ImF: Implicit Fingerprint for Large Language Models
- URL: http://arxiv.org/abs/2503.21805v1
- Date: Tue, 25 Mar 2025 05:47:34 GMT
- Title: ImF: Implicit Fingerprint for Large Language Models
- Authors: Wu jiaxuan, Peng Wanli, Fu hang, Xue Yiming, Wen juan,
- Abstract summary: We propose a novel injected fingerprint paradigm called Implicit Fingerprints (ImF)<n>ImF constructs fingerprint pairs with strong semantic correlations, disguising them as natural question-answer pairs within large language models (LLMs)<n>Our experiment on multiple LLMs demonstrates that ImF retains high verification success rates under adversarial conditions.
- Score: 0.0
- License: http://arxiv.org/licenses/nonexclusive-distrib/1.0/
- Abstract: Training large language models (LLMs) is resource-intensive and expensive, making intellectual property (IP) protection essential.
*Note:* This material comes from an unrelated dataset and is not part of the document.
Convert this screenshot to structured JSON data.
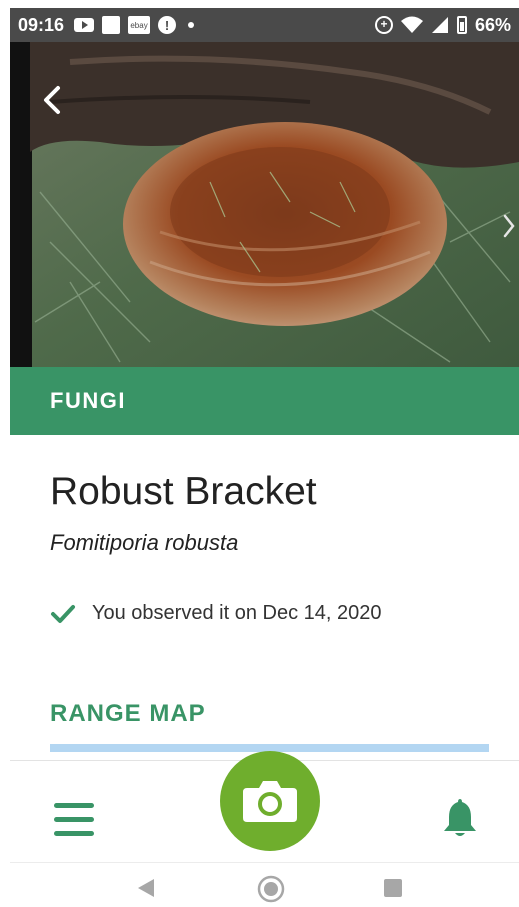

Most existing model fingerprint methods inject fingerprints into LLMs to protect model ownership. These methods create fingerprint pairs with weak semantic correlations, lacking the contextual coherence and semantic relatedness founded in normal question-answer (QA) pairs in LLMs. In this paper, we propose a Generation Revision Intervention (GRI) attack that can effectively exploit this flaw to erase fingerprints, highlighting the need for more secure model fingerprint methods. Thus, we propose a novel injected fingerprint paradigm called Implicit Fingerprints (ImF). ImF constructs fingerprint pairs with strong semantic correlations, disguising them as natural QA pairs within LLMs. This ensures the fingerprints are consistent with normal model behavior, making them indistinguishable and robust against detection and removal. Our experiment on multiple LLMs demonstrates that ImF retains high verification success rates under adversarial conditions, offering a reliable solution for protecting LLM ownership.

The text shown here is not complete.